Law, Technology and Public Contestations in Europe
- Biotechnology Regulation series
Chapter 3: Risk, science and society
Protection of human health and the environment against hazards from the introduction of new technologies has long been identified as a central function of the modern welfare state. The resolution of safety concerns had become particularly important for the acceptability and feasibility of the development and application of new technologies by the 1980s. Since awareness of industrial and technological hazards had grown significantly by this time, many treated the concerns about introduction of new technologies like biotechnologies and nano-technologies as restricted only to an issue of safety.

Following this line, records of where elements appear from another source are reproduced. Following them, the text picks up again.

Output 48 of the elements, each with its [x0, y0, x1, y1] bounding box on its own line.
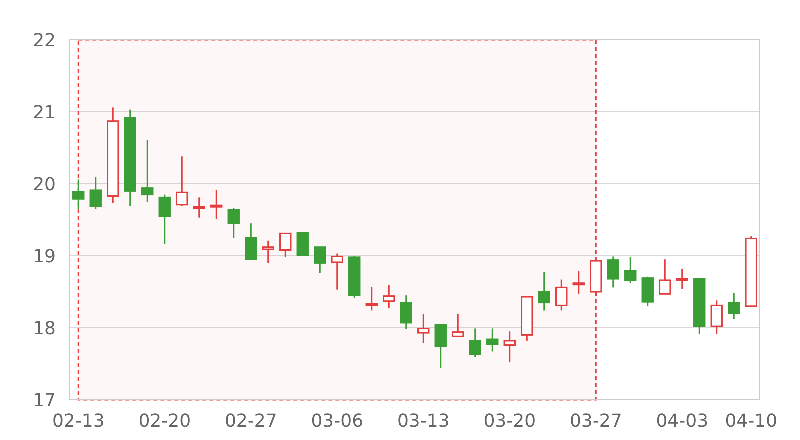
x-tick-label: 02-13: [52, 411, 105, 432]
candlestick: [418, 314, 430, 344]
y-tick-label: 19: [33, 246, 56, 268]
candlestick: [296, 232, 309, 256]
x-tick-label: 02-27: [224, 411, 278, 432]
candlestick: [607, 256, 620, 288]
candlestick: [538, 272, 550, 312]
candlestick: [72, 178, 85, 210]
x-tick-label: 03-13: [397, 411, 450, 432]
y-tick-label: 22: [33, 30, 56, 52]
y-tick-label: 21: [33, 102, 56, 124]
candlestick: [400, 294, 412, 330]
candlestick: [158, 194, 171, 246]
candlestick: [366, 286, 378, 312]
x-tick-label: 03-27: [570, 411, 622, 432]
candlestick: [624, 256, 637, 284]
x-tick-label: 03-20: [484, 411, 536, 432]
candlestick: [210, 190, 223, 220]
candlestick: [193, 196, 206, 219]
y-tick-label: 18: [33, 318, 56, 340]
candlestick: [728, 292, 740, 320]
candlestick: [90, 176, 102, 210]
y-tick-label: 20: [33, 174, 56, 196]
candlestick: [383, 284, 396, 310]
candlestick: [262, 240, 274, 264]
candlestick: [469, 328, 482, 358]
candlestick: [228, 208, 240, 239]
x-tick-label: 04-10: [725, 411, 778, 432]
candlestick: [245, 222, 258, 260]
candlestick: [176, 156, 188, 208]
candlestick: [314, 246, 326, 274]
candlestick: [434, 324, 447, 370]
x-tick-label: 04-03: [656, 411, 709, 432]
candlestick: [642, 276, 654, 308]
y-tick-label: 17: [33, 390, 56, 412]
candlestick: [676, 268, 688, 290]
candlestick: [142, 139, 154, 203]
candlestick: [486, 328, 499, 353]
candlestick: [331, 253, 344, 291]
candlestick: [504, 330, 516, 364]
x-tick-label: 02-20: [138, 411, 192, 432]
candlestick: [452, 314, 464, 338]
candlestick: [556, 279, 568, 312]
candlestick: [572, 270, 585, 295]
candlestick: [280, 232, 292, 258]
x-tick-label: 03-06: [311, 411, 364, 432]
candlestick: [659, 258, 672, 295]
candlestick: [710, 300, 723, 336]
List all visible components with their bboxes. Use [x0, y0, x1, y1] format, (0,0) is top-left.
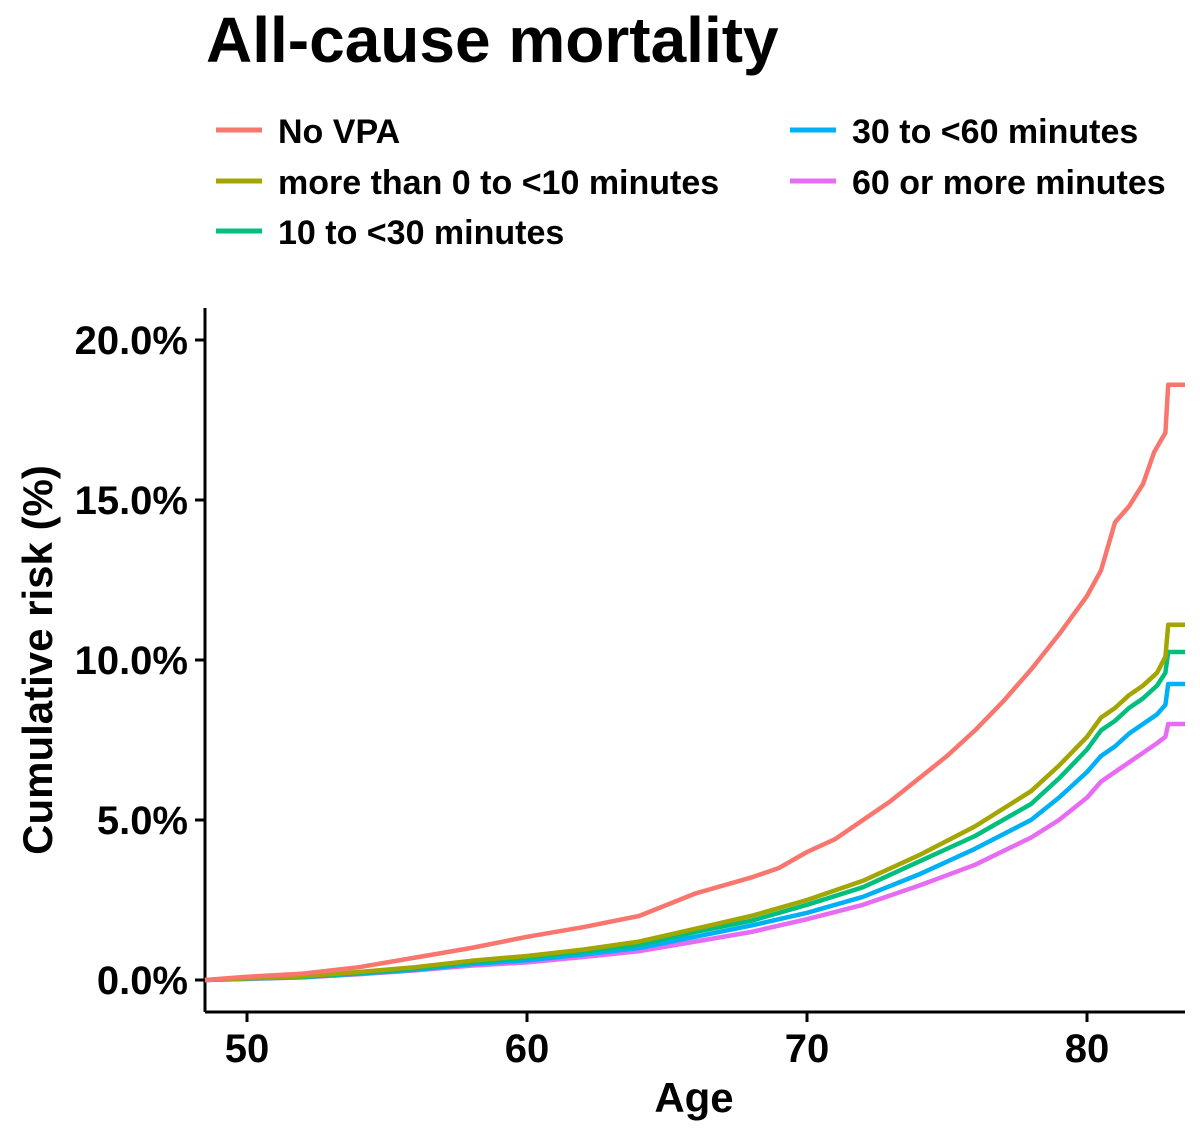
- series-lines: [204, 382, 1185, 983]
- legend-item-60-or-more: 60 or more minutes: [790, 164, 1166, 202]
- x-tick-label: 80: [1065, 1027, 1110, 1071]
- x-tick-label: 70: [785, 1027, 830, 1071]
- x-axis-ticks: 50 60 70 80: [225, 1012, 1110, 1071]
- legend-item-30-to-60: 30 to <60 minutes: [790, 113, 1138, 151]
- y-tick-label: 10.0%: [75, 639, 188, 683]
- series-line-no-vpa: [204, 382, 1185, 983]
- series-line-more-than-0-to-10: [204, 622, 1185, 983]
- y-axis-title: Cumulative risk (%): [14, 465, 61, 855]
- legend-item-more-than-0-to-10: more than 0 to <10 minutes: [216, 164, 719, 202]
- legend-item-10-to-30: 10 to <30 minutes: [216, 214, 564, 252]
- y-tick-label: 15.0%: [75, 479, 188, 523]
- legend-label-60-or-more: 60 or more minutes: [852, 164, 1166, 202]
- chart-title: All-cause mortality: [206, 4, 779, 76]
- x-tick-label: 60: [505, 1027, 550, 1071]
- y-tick-label: 20.0%: [75, 319, 188, 363]
- y-tick-label: 0.0%: [97, 959, 188, 1003]
- y-axis-ticks: 0.0% 5.0% 10.0% 15.0% 20.0%: [75, 319, 205, 1003]
- x-axis-title: Age: [654, 1074, 733, 1121]
- legend-label-no-vpa: No VPA: [278, 113, 400, 151]
- legend-label-10-to-30: 10 to <30 minutes: [278, 214, 564, 252]
- legend: No VPA more than 0 to <10 minutes 10 to …: [216, 113, 1166, 252]
- legend-label-30-to-60: 30 to <60 minutes: [852, 113, 1138, 151]
- legend-item-no-vpa: No VPA: [216, 113, 400, 151]
- x-tick-label: 50: [225, 1027, 270, 1071]
- y-tick-label: 5.0%: [97, 799, 188, 843]
- series-line-60-or-more: [204, 721, 1185, 983]
- legend-label-more-than-0-to-10: more than 0 to <10 minutes: [278, 164, 719, 202]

Significantly, the last three decades have seen a slow and steady change in regulatory emphasis on safety, from an investigation of hazards to a more complex regulation of risks, where risk is seen as 'replacing need as the core principle of social policy formulation'. The introductory account of EU regulation of GMOs in the previous chapter identified the pursuit of safety as the dominant trope for authorization and release of GMOs. Two motifs were further discernible, viz., the concept of risk and the principle of precaution, as central to the way concerns of safety are represented and mediated in EU regulation. This chapter seeks a conceptual focus on risk as a dominant regulatory tool to pursue the public objective of safety. The endeavour here is to understand how risk is employed in regulatory engagements with public contestations about GMOs, and the technological trajectories GMOs signify. Evidenced in our examination of the EU regulatory framework in the previous chapter, risk is currently the central organizing principle in the commercial release of GMOs.